La Flandre se rallie-t-elle enfin aux États-membres qui mènent une politique climatique ambitieuse, Allemagne et Grande-Bretagne en tête ? Les dernières déclarations de Schauvliege nous laissent le croire. C'est de bonne augure à la veille du Conseil européen du 9 mars, où les ministres européens de l’Environnement discuteront d'une note qui fait le point sur les efforts nécessaires pour atteindre l'objectif des -30%. Cet objectif n'a jamais été aussi faisable d'autant plus que les circonstances jouent en notre faveur : prix des combustibles à la hausse, une crise économique qui a déjà provoqué une baisse de nos émissions.

En Belgique, la Flandre a longtemps été à la traîne : La Wallonie, Bruxelles et le gouvernement fédéral se sont depuis un certain temps déjà rangés derrière l'objectif des 30% européen. La position de la Belgique au sein de l'Europe sera d'autant plus forte que toutes les régions vont désormais dans la même direction.

Harry Peeters

Depuis plusieurs années déjà, nous menons campagne pour une politique climatique ambitieuse. En septembre par exemple, Kris Peeters, ministre président de la Flandre, apparaissait dans un film Greenpeace où il devait, à l'instar d'Harry Potter, choisir pour la bonne formule. Il avait à l'époque refusé de le faire à moins que les autres pays industrialisés ne fassent des efforts comparables.

kris peetersUne chose est sûre : l'économie y gagnera si l'Europe choisit d'intensifier ses efforts pour sauver le climat. Le vieux continent pourra ainsi conserver le leadership pour ce qui est des énergies renouvelables et de l'économie verte, ce qui sera tout profit pour l'emploi et garantira une croissance durable. Il pourra aussi éviter les coûts de santé liés aux changements climatiques. En définitive, un objectif de réduction de 30% pourrait signifier pour la Belgique une hausse de la croissance annuelle de +0,6% du PIB.

Entreprises

Des entreprises comme Google, Unilever, Alpro et Axa sont favorables à des objectifs de réduction des émissions de gaz à effet de serre plus ambitieux. En juin, Greenpeace a organisé avec d'autres ONG une conférence sur les avantages économiques d'un objectif de moins 30%. Axa notamment s'était publiquement prononcé en faveur de cette réduction.

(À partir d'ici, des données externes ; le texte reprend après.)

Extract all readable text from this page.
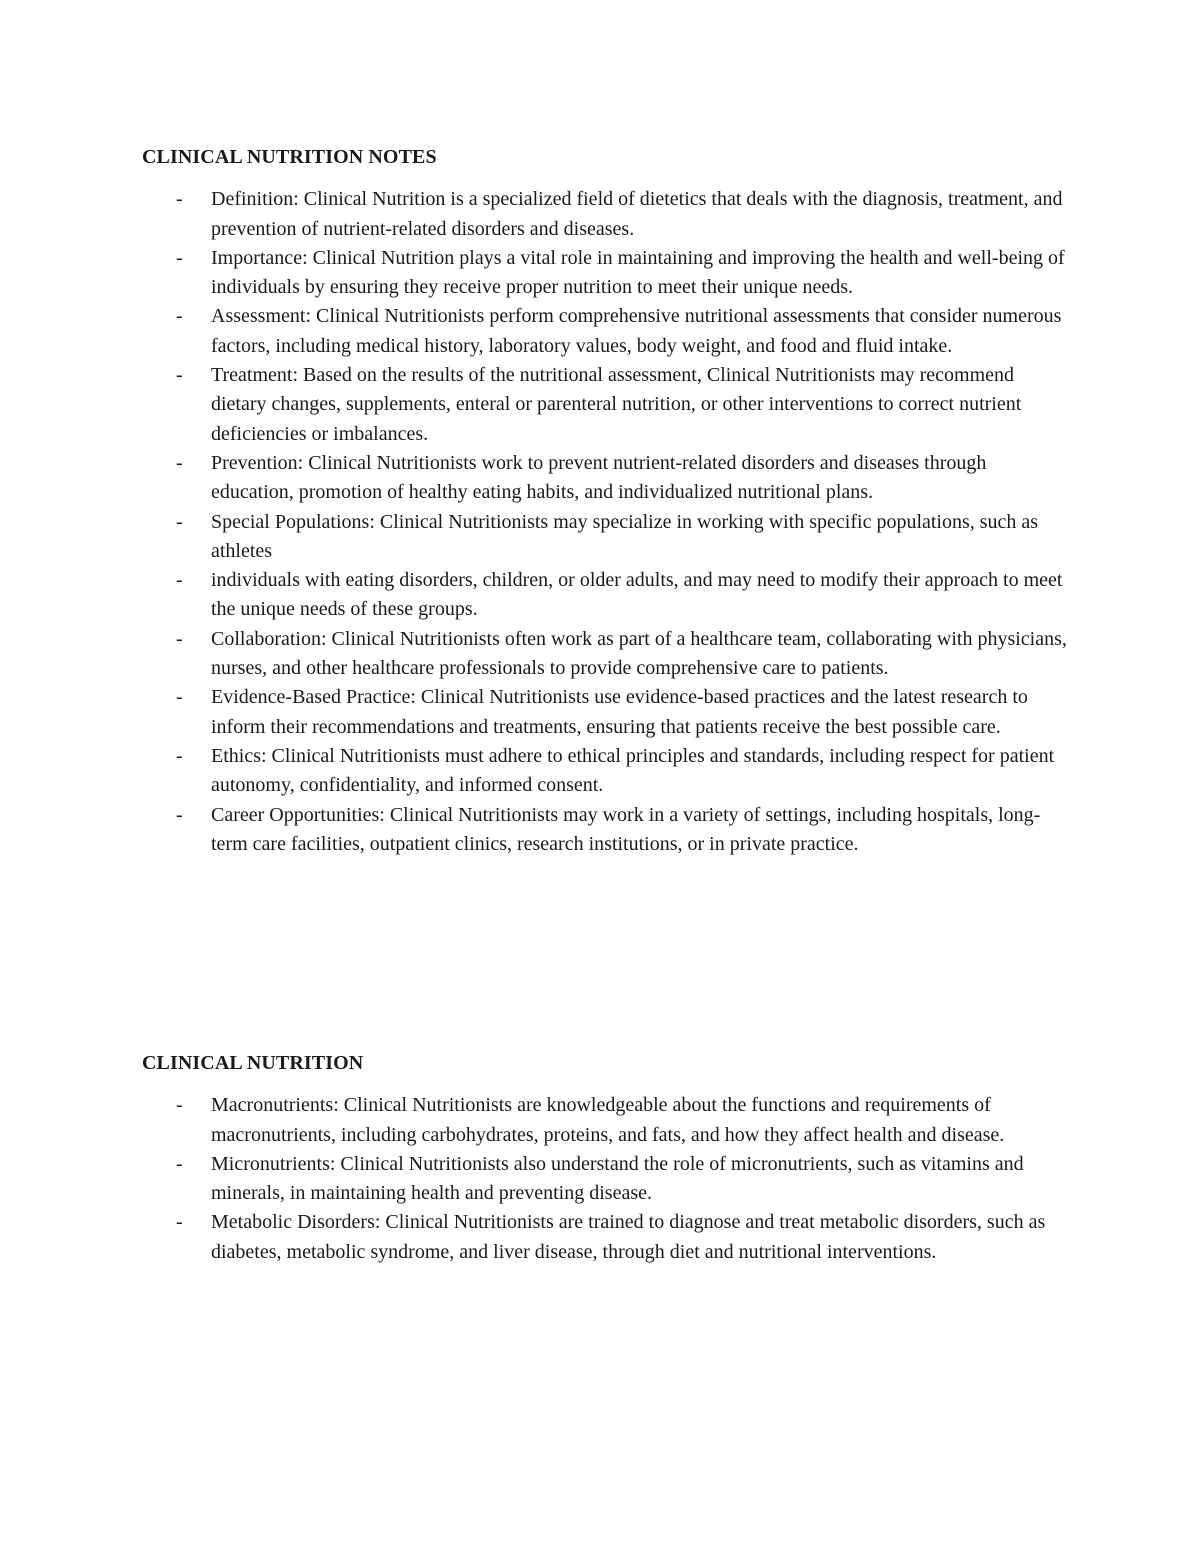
CLINICAL NUTRITION NOTES
- Definition: Clinical Nutrition is a specialized field of dietetics that deals with the diagnosis, treatment, and prevention of nutrient-related disorders and diseases.
- Importance: Clinical Nutrition plays a vital role in maintaining and improving the health and well-being of individuals by ensuring they receive proper nutrition to meet their unique needs.
- Assessment: Clinical Nutritionists perform comprehensive nutritional assessments that consider numerous factors, including medical history, laboratory values, body weight, and food and fluid intake.
- Treatment: Based on the results of the nutritional assessment, Clinical Nutritionists may recommend dietary changes, supplements, enteral or parenteral nutrition, or other interventions to correct nutrient deficiencies or imbalances.
- Prevention: Clinical Nutritionists work to prevent nutrient-related disorders and diseases through education, promotion of healthy eating habits, and individualized nutritional plans.
- Special Populations: Clinical Nutritionists may specialize in working with specific populations, such as athletes
- individuals with eating disorders, children, or older adults, and may need to modify their approach to meet the unique needs of these groups.
- Collaboration: Clinical Nutritionists often work as part of a healthcare team, collaborating with physicians, nurses, and other healthcare professionals to provide comprehensive care to patients.
- Evidence-Based Practice: Clinical Nutritionists use evidence-based practices and the latest research to inform their recommendations and treatments, ensuring that patients receive the best possible care.
- Ethics: Clinical Nutritionists must adhere to ethical principles and standards, including respect for patient autonomy, confidentiality, and informed consent.
- Career Opportunities: Clinical Nutritionists may work in a variety of settings, including hospitals, long-term care facilities, outpatient clinics, research institutions, or in private practice.
CLINICAL NUTRITION
- Macronutrients: Clinical Nutritionists are knowledgeable about the functions and requirements of macronutrients, including carbohydrates, proteins, and fats, and how they affect health and disease.
- Micronutrients: Clinical Nutritionists also understand the role of micronutrients, such as vitamins and minerals, in maintaining health and preventing disease.
- Metabolic Disorders: Clinical Nutritionists are trained to diagnose and treat metabolic disorders, such as diabetes, metabolic syndrome, and liver disease, through diet and nutritional interventions.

L’Europe a donc toutes les cartes en mains pour suivre les recommandations émises par les scientifiques. Le GIEC, le panel d'experts climatiques des Nations unies, préconise en effet une réduction des émissions entre 25 et 40% pour les pays industrialisés. L'objectif européen actuel de 20% est donc nettement insuffisant.

Les déclarations de la ministre flamande de l'Environnement sont donc encourageantes et laissent présager que son Gouvernement prend conscience de la nécessité de plus d'ambition climatique ! C'est une nécessite pour la terre... Et pour l'économie.